А ныне лежат его друзья в измятом клевере, уронив лица в траурную зелень, и цвет их крови, и срезанные пулями соцветья смешались в одной палитре смерти… Он нарисовал бы это поле двумя красками — зеленый клевер и зеленое солдатское обмундирование, красное цветение травы и красная кровь. И ничего больше — ни неба, ни солнца, одно лишь истоптанное, искромсанное поле и люди, которые никогда не подымутся со своей сладкой постели. И лучше бы ему лежать вместе со всеми…

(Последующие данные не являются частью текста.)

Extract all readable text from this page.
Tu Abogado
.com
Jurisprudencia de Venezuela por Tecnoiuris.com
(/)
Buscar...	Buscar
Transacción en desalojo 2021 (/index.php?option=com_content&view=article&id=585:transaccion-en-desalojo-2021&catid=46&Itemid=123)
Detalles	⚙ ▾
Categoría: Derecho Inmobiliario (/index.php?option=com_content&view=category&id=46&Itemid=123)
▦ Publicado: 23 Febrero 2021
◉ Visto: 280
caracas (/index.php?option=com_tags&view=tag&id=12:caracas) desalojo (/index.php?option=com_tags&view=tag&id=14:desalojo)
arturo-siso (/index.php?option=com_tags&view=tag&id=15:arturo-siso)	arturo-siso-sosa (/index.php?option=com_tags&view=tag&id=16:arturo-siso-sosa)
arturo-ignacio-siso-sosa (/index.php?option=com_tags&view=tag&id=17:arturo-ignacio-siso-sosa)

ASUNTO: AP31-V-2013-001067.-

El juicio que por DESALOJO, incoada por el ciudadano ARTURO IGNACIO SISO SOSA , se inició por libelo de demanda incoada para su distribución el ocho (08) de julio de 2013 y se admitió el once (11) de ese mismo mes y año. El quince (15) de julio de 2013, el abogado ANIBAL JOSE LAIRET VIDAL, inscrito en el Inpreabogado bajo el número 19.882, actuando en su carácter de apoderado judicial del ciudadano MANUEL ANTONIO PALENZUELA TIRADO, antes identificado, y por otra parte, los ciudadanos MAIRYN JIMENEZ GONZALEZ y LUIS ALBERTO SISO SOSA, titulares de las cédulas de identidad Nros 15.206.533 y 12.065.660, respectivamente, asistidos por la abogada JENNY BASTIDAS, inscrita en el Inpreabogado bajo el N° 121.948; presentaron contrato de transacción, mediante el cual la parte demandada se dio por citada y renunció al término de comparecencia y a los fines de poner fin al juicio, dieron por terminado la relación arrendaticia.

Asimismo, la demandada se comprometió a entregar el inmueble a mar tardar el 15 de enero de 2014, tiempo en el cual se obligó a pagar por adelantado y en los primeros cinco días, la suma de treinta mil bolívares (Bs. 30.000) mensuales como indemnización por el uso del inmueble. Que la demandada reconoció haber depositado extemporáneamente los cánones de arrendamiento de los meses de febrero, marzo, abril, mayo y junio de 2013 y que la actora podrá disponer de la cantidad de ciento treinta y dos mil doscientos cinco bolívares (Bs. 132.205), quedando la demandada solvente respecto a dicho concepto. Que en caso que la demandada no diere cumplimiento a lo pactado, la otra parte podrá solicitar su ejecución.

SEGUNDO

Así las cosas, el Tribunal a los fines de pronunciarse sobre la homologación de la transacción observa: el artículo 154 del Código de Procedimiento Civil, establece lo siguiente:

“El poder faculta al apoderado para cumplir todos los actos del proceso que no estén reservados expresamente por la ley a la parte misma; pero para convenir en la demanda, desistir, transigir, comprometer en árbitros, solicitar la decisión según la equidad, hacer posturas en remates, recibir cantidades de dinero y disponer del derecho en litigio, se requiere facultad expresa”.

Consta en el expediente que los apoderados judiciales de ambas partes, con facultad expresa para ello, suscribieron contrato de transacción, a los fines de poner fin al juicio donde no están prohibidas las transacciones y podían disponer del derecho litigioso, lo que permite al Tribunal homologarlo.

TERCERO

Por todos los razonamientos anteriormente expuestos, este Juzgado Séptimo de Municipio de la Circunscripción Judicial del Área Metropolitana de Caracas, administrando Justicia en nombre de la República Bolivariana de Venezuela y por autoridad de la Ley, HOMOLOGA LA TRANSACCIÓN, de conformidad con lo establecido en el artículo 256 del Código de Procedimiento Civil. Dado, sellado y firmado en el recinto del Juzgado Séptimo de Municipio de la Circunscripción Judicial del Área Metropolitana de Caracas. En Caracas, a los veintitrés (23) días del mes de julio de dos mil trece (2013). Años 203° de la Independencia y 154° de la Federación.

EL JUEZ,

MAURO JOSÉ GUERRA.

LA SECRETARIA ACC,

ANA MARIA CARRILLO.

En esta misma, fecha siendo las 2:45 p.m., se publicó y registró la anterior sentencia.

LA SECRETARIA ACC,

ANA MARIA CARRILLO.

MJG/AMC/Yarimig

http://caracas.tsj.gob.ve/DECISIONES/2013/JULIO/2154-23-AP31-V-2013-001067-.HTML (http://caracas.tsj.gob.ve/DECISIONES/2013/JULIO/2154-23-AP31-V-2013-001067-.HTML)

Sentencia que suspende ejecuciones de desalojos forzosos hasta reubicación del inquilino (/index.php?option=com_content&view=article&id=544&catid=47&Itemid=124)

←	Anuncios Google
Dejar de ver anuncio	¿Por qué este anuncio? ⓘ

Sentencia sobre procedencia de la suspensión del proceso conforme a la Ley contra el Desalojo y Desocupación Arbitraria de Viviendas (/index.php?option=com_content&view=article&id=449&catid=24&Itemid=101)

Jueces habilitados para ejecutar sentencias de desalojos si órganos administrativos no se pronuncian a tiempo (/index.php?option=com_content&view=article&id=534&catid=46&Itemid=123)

Горячечное дыхание распирало ему грудь, сушило горло, обжигало удушливым огнем. Он посмотрел на пулемет, боеприпасы, которые тащил за собой, и не подумал, зачем все это и понадобится ли оно. Оружие связывало его с теми, кто пал в жаркой косовице, чьи руки припали в последний раз к земле и сами становились ныне землею, прахом. Да, оружие связывало Василя с ними — бывшими, живыми, и нынешними, павшими. Бросить оружие — предать друзей…
Он хотел бы вернуться к своим, занять среди них надлежащее место, чтобы сравняться со всеми и не ощущать этого страшного бремени жизни, когда ты один из сотен остаешься живым. Но жизнь звала его подальше от смерти.
Захваченный инерцией своего спасания, кто знает, где бы он мог оказаться и где и кто поставил бы последнюю точку в его жизни. Но попалась ему на пути дикая груша.
Стоял этот дичок на небольшом холме, который был, пожалуй, водоразделом между двумя соседними селами — Врадеевкой и Красноставом, родным селом Василя. Если идти из Красностава во Врадеевку, то за дичком, левее от грунтовки, проложенной телегами да грузовиками, была изрядная лощина, поросшая черемухой. Ему знаком запах этого дурманящего цвета. Там, в лощине, всегда прохладно, трава высока и густа, и где-то в ней бьется, пробивается чистый родник, теряясь в шаткой трясине, замаскированной зеленым дерном. В лунную майскую ночь среди белых накидок черемухового цвета затеряется чья-то светлая фигурка, и, одурманенный неземным сиянием и запахами соцветий, потеряет голову парень и сгубит тропинку между осыпанными цветом кустами и белым платьем любимой; соловьи будут потешаться над ним своими совершенными трелями, пока не отзовется то ли белый куст, то ли белая фигурка русалочьим или девичьим смехом. В такую ночь любимая девушка может показаться русалкой — обворожительной, чарующей…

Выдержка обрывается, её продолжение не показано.